To get a detailed look, the researchers drilled down to three separate measures.
- First, they looked at direct spending by the DOD on manufactured goods. Such spending might include truck tires for military vehicles.
- Next, the academics looked at DOD spending in non-manufacturing industries that use manufacturing. That might include the wholesale purchase of paint to color the military vehicles — the wholesaler doesn’t make the paint but does buy it from the manufacturer.
- Finally, there was DOD spending in other non-manufacturing industries that wasn’t in any way part of the manufacturing process. Such spending might include the purchase of food services.
So back to the overarching question: Does the spending on defense pull resources away from other business activities?
The answer is no. “We find that local industries benefit from all three forms of spending,” the report states.
How Much?
The analysis finds that a dollar of government spending results in a $1.50 gain across the state; if the DOD spends $100 million by ordering goods from one town, then the entire state economy expands by $150 million.
The caveat: The benefits are concentrated in the town where the money is first spent, and while other towns see economic gains, those dissipate with distance. If the government were to place an order for military vehicles in Cleveland, Ohio, then there might only be a negligible economic gain in Cincinnati, on the other side of the state.

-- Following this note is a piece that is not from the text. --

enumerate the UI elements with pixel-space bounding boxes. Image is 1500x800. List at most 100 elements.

Nevertheless, the researchers were perplexed — the results were all positive. Overall there were no detectable adverse economic consequences of the DOD spending.

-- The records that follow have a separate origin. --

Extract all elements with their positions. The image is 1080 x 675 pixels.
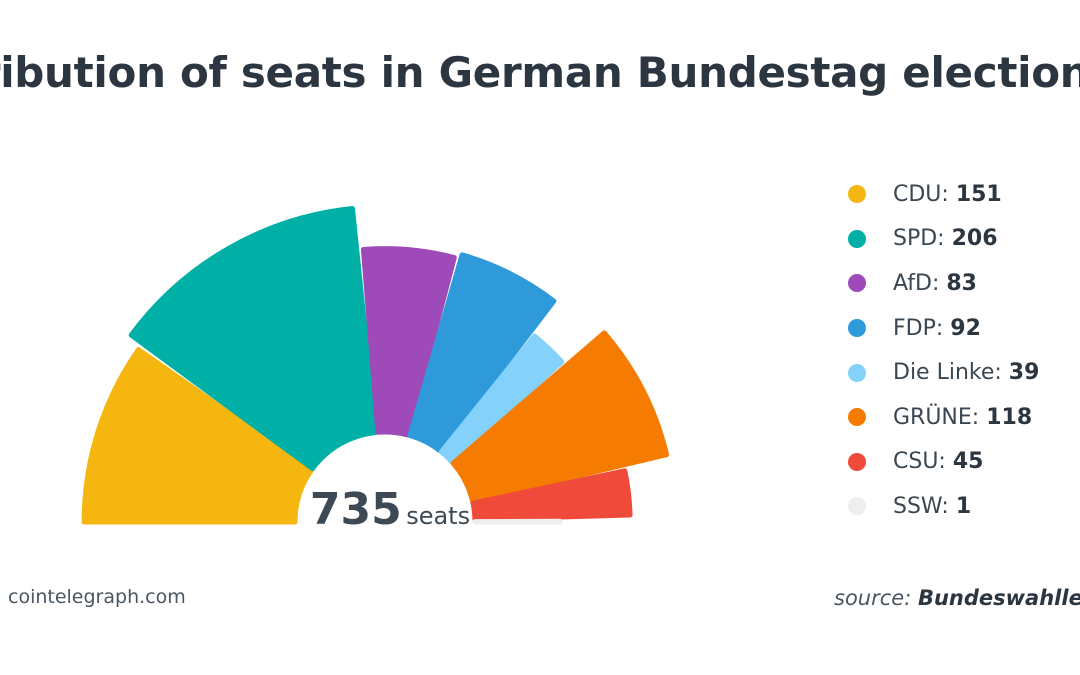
legend-label-name: AfD: [893, 270, 947, 296]
legend-label: Die Linke: 39 [893, 360, 1039, 385]
slice-die-linke [438, 333, 565, 465]
legend-label-name: CSU: [893, 449, 953, 475]
slice-afd [360, 246, 457, 438]
legend-item-fdp: FDP: 92 [848, 306, 1080, 351]
slice-csu [470, 468, 633, 522]
legend-value: 92 [950, 315, 981, 341]
legend-label-name: FDP: [893, 315, 951, 341]
legend-item-cdu: CDU: 151 [848, 172, 1080, 217]
legend-swatch-ssw [848, 497, 866, 516]
legend-item-die-linke: Die Linke: 39 [848, 350, 1080, 395]
legend-swatch-gr-ne [848, 408, 866, 427]
legend-label: FDP: 92 [893, 316, 981, 341]
legend-value: 206 [951, 226, 998, 252]
slice-ssw [472, 518, 563, 525]
legend-value: 1 [955, 493, 972, 519]
legend-value: 45 [952, 449, 984, 475]
legend-label-name: Die Linke: [893, 360, 1009, 386]
legend-item-spd: SPD: 206 [848, 217, 1080, 262]
legend-swatch-fdp [848, 319, 866, 338]
legend-value: 118 [986, 404, 1033, 430]
legend-item-gr-ne: GRÜNE: 118 [848, 395, 1080, 440]
legend-swatch-afd [848, 274, 866, 293]
legend-value: 83 [946, 270, 977, 296]
total-seats-value: 735 [309, 484, 402, 535]
slice-spd [128, 206, 379, 472]
legend-label-name: CDU: [893, 181, 956, 207]
legend-label: CSU: 45 [893, 449, 983, 474]
total-seats-label: 735 seats [190, 484, 590, 535]
legend-label: CDU: 151 [893, 182, 1002, 207]
slice-fdp [407, 252, 557, 453]
source-prefix: source: [834, 586, 912, 610]
source-name: Bundeswahlle [917, 586, 1080, 610]
legend-swatch-die-linke [848, 363, 866, 382]
legend-swatch-cdu [848, 185, 866, 204]
seat-distribution-chart [81, 206, 670, 525]
total-seats-unit: seats [406, 502, 471, 530]
legend-value: 151 [955, 181, 1002, 207]
legend-label: GRÜNE: 118 [893, 405, 1032, 430]
slice-cdu [81, 347, 314, 525]
legend-label-name: GRÜNE: [893, 404, 987, 430]
chart-title: tribution of seats in German Bundestag e… [0, 48, 1080, 97]
legend-item-csu: CSU: 45 [848, 440, 1080, 485]
site-credit-text: cointelegraph.com [8, 586, 186, 608]
legend-label-name: SSW: [893, 493, 956, 519]
legend-value: 39 [1008, 360, 1040, 386]
site-credit: cointelegraph.com [8, 586, 186, 608]
legend-item-afd: AfD: 83 [848, 261, 1080, 306]
legend-label-name: SPD: [893, 226, 952, 252]
legend-swatch-spd [848, 229, 866, 248]
legend-label: SPD: 206 [893, 226, 998, 251]
legend-item-ssw: SSW: 1 [848, 484, 1080, 529]
slice-gr-ne [450, 330, 670, 504]
chart-legend: CDU: 151 SPD: 206 AfD: 83 FDP: 92 Die Linke:… [848, 172, 1080, 529]
source-credit: source: Bundeswahlle [834, 586, 1080, 610]
legend-label: AfD: 83 [893, 271, 977, 296]
legend-swatch-csu [848, 452, 866, 471]
legend-label: SSW: 1 [893, 494, 971, 519]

“We find no evidence that employment falls in areas or industries that don’t directly receive the spending,” the report states.
For economists, this is something of a mind-bending problem. How was it that military manufacturers upped their production, but non-military manufacturers didn’t see their workers quit? As the report states, “Additional production requires additional labor resources from somewhere.” Conventional wisdom would predict that the extra workers relocate geographically or switch industries.
In this research project, there was no sign such a thing happened.
The Answer?
One explanation is that the economies (workers and/or firms) were not running flat out — they had extra room to produce more goods or provide additional services.
This phenomenon is “excess capacity,” in which actual production is less than the potential amount achievable. For example, a factory may have a usually-idle machine that it keeps for emergencies or use when other machines need repairing. But when demand for products is high, then the bosses decide to get it running anyway and do so using their existing workforce. Essentially, they get more output without needing to hire workers away from other firms. Similarly, unemployed workers could be productive if they could find a job — and defense spending appears to be the catalyst.
The authors cite other studies on excess capacity that corroborate that idea.
Daniel Murphy co-authored “Local Fiscal Multipliers and Fiscal Spillovers in the United States,” presented at the 19th International Monetary Fund Jacques Polak Annual Research Conference, with Alan Auerbach and Yuriy Gorodnichenko, both of the University of California — Berkeley.